Évidement, quand on parle de Darren Aronosky, on sait que l'on va voir un film avec un coup d’œil "singulier" (complètement perché) sur la perception du monde (Pi, Requiem for a Dream, The Fountain...) ou même sur les troubles psychologiques dus à la pression d'une passion (Black Swan, The Wrestler...). Mais si en général la fumette lui réussit, ici il a tiré d'un trait tout le joint au point de nous faire une overdose ignoble.

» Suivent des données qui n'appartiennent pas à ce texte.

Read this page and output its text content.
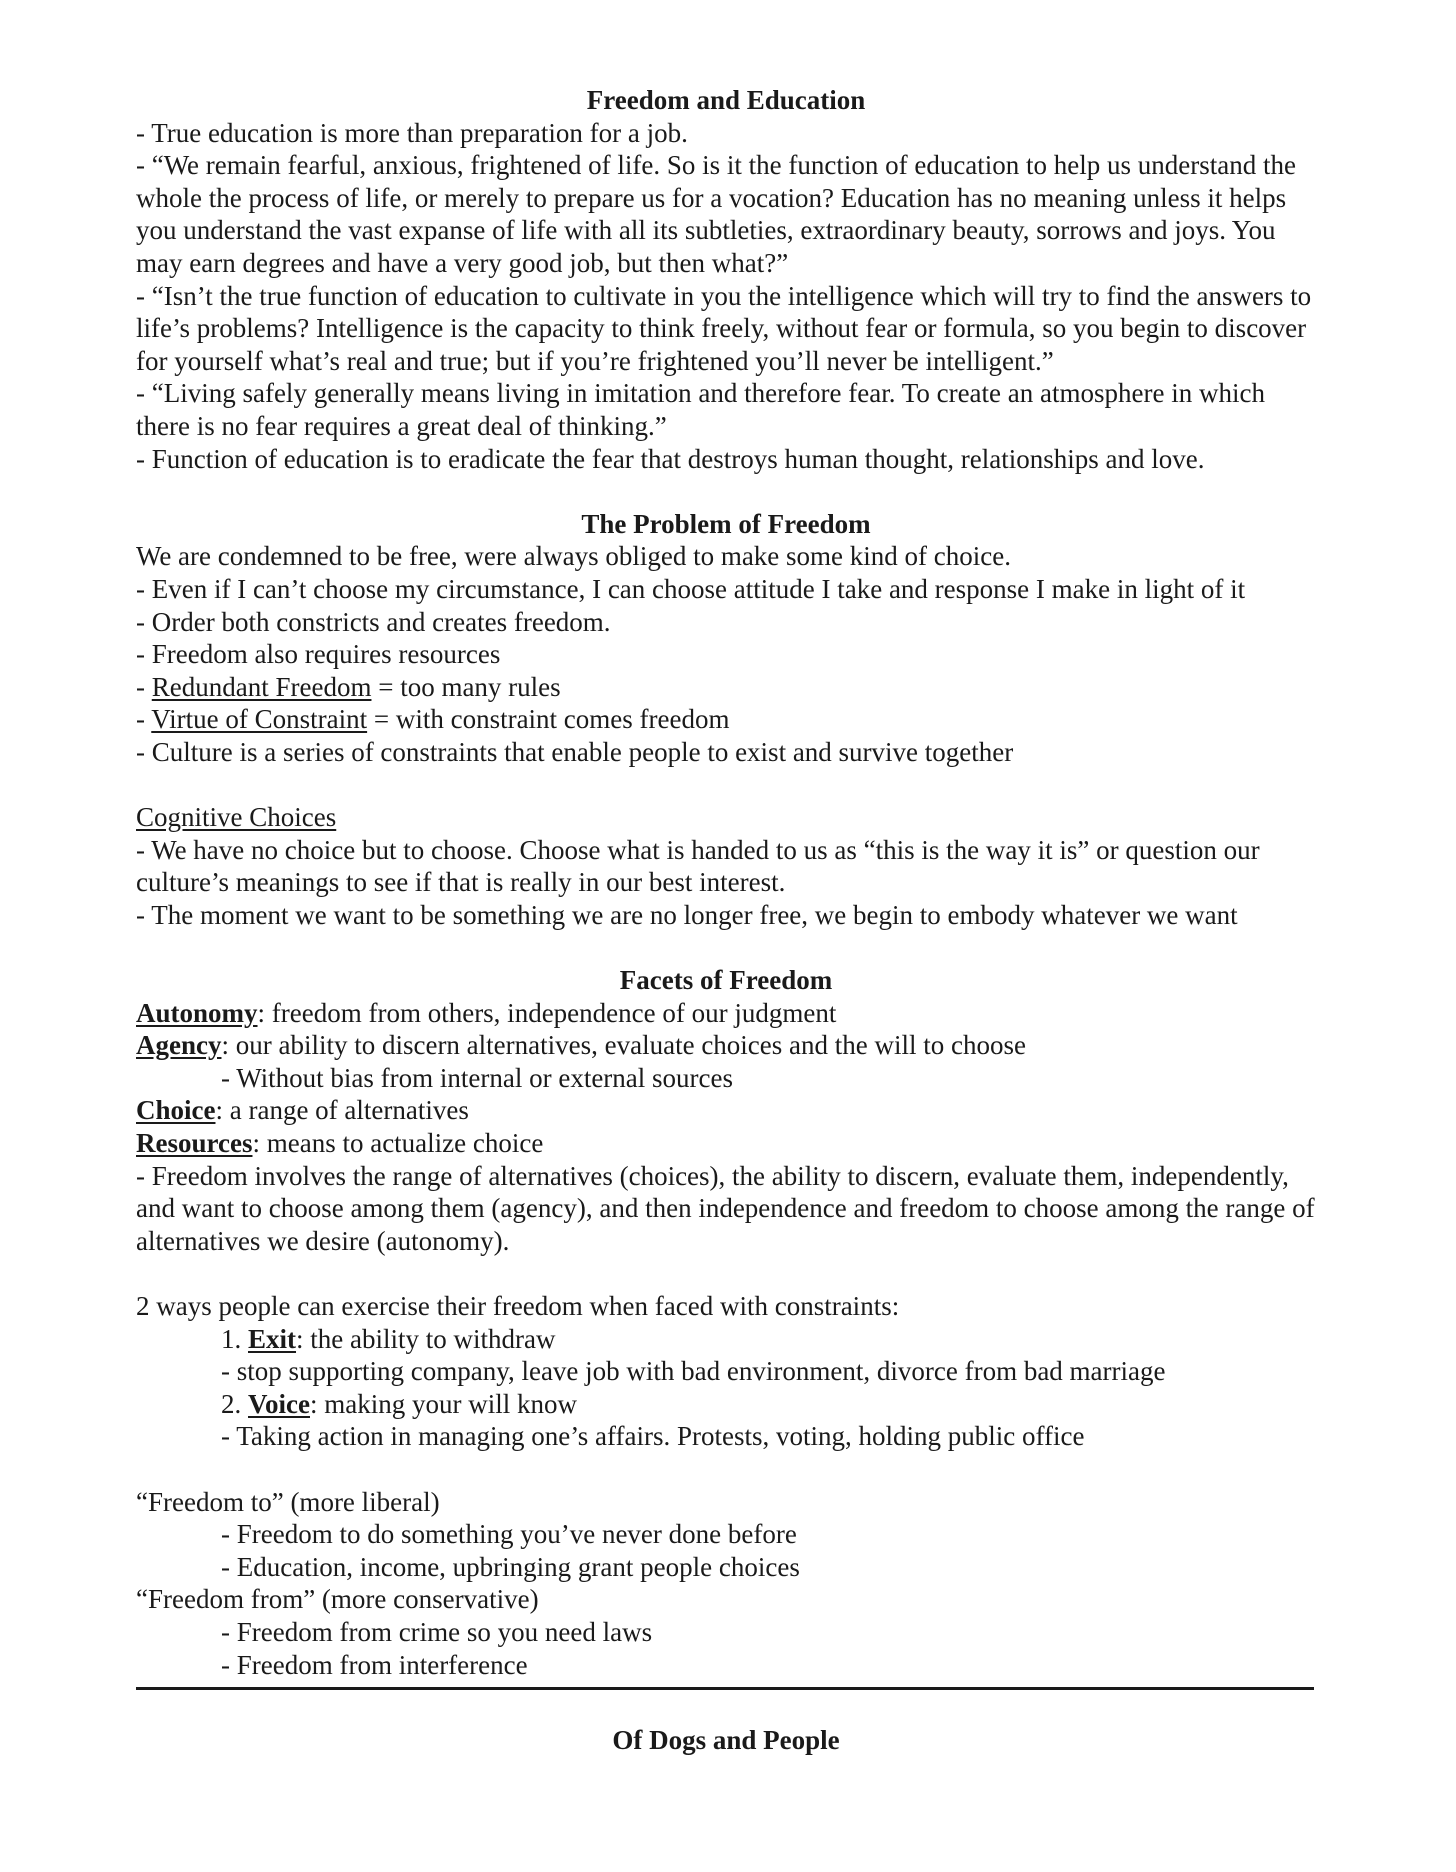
Freedom and Education

- True education is more than preparation for a job.

- “We remain fearful, anxious, frightened of life. So is it the function of education to help us understand the whole the process of life, or merely to prepare us for a vocation? Education has no meaning unless it helps you understand the vast expanse of life with all its subtleties, extraordinary beauty, sorrows and joys. You may earn degrees and have a very good job, but then what?”

- “Isn’t the true function of education to cultivate in you the intelligence which will try to find the answers to life’s problems? Intelligence is the capacity to think freely, without fear or formula, so you begin to discover for yourself what’s real and true; but if you’re frightened you’ll never be intelligent.”

- “Living safely generally means living in imitation and therefore fear. To create an atmosphere in which there is no fear requires a great deal of thinking.”

- Function of education is to eradicate the fear that destroys human thought, relationships and love.

The Problem of Freedom

We are condemned to be free, were always obliged to make some kind of choice.

- Even if I can’t choose my circumstance, I can choose attitude I take and response I make in light of it

- Order both constricts and creates freedom.

- Freedom also requires resources

- Redundant Freedom = too many rules

- Virtue of Constraint = with constraint comes freedom

- Culture is a series of constraints that enable people to exist and survive together

Cognitive Choices

- We have no choice but to choose. Choose what is handed to us as “this is the way it is” or question our culture’s meanings to see if that is really in our best interest.

- The moment we want to be something we are no longer free, we begin to embody whatever we want

Facets of Freedom

Autonomy: freedom from others, independence of our judgment

Agency: our ability to discern alternatives, evaluate choices and the will to choose

- Without bias from internal or external sources

Choice: a range of alternatives

Resources: means to actualize choice

- Freedom involves the range of alternatives (choices), the ability to discern, evaluate them, independently, and want to choose among them (agency), and then independence and freedom to choose among the range of alternatives we desire (autonomy).

2 ways people can exercise their freedom when faced with constraints:

1. Exit: the ability to withdraw

- stop supporting company, leave job with bad environment, divorce from bad marriage

2. Voice: making your will know

- Taking action in managing one’s affairs. Protests, voting, holding public office

“Freedom to” (more liberal)

- Freedom to do something you’ve never done before

- Education, income, upbringing grant people choices

“Freedom from” (more conservative)

- Freedom from crime so you need laws

- Freedom from interference

Of Dogs and People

Et ce bad trip sorti de nulle part n'est pas l'affaire de quelques minutes, on perd ses yeux devant la demi-heure finale, une succession de scènes ridicules (le mot est faible face à ce désolant spectacle) à la prétendue symbolique divine "Tout-Puissant est celui qui créé" (Allelujah !) qui est lourde et incohérente. Cela partait pourtant si bien, au départ, qu'on se demandait pour quels raisons Mother! avait été l'un des favoris des Razzie Awards (récompensant les pires œuvres), car l'on découvre une jolie maison en construction dont le "cœur" (au littéral) bat au rythme de celui de la jeune femme qui la bâtit, ce qui pourrait être l'illustration d'un binôme femme-maison fantaisiste et plus inventif que l'idée (dépassée) que l'on se fait de la "bonne ménagère qui fait vivre la maison". On se frotte donc les mains à l'avance devant ce beau postulat "interaction animé-inanimé", surtout que Jennifer Lawrence donne de sa personne pour "construire" un personnage solide, que le mari écrivain ne lui vole pas la vedette (pour une fois), et que l'arrivée de la famille perturbatrice est - au départ - une intrigue que l'on n'attendait pas. Mais, alors que l'on sentait le discours s'égarant dans des métaphores visuelles ultra-lourdes (la maison qui brûle vue du ciel et qui forme l’œil de la femme, puis qui forme le tourbillon de l'escalier... Impossible de rater les appels du pied visuels), on tombe brutalement dans le carnaval de l'absurde avec des théories poussives "création - divinité" qui semblent sortir de derrière un bosquet. En l'espace d'une seconde, d'une seule, on ne sait pas comment on en est arrivés là. Nous en étions au mari qui joue les vedettes face aux paparazzis tandis que Madame cherche un endroit où accoucher, puis l'on passe à


une invasion de timbrés qui démolissent la maison ("je veux en garder un bout", moui, moui, moui... Prends déjà tes gouttes), puis le GIGN débarque en un éclair, puis l'éditrice du mari dégomme à coup de pistolet des hommes encagoulés (non, on ne rigole pas... On aurait préféré), puis la pauvre épouse passe dans la pièce d'à côté où des camps de réfugiés ont poussé comme des champignons (nucléaires, vu la vitesse), puis le mari la rattrape pour la faire accoucher et lui voler son bébé, l'offrir à ses fanatiques qui le tuent et le dévorent (c'est à ce stade qu'on a hésité à zapper pour de bon), tabassent la mère qui parvient à s'enfuir à la cave et fait sauter la baraque façon Shining, mais survit assez longtemps pour que le mari - apparemment pas humain - lui arrache le cœur dans lequel on trouve une pierre précieuse dont rêverait la Reine Elizabeth, et " ah oui au fait, c'est une boucle temporelle, donc on reprend au début..."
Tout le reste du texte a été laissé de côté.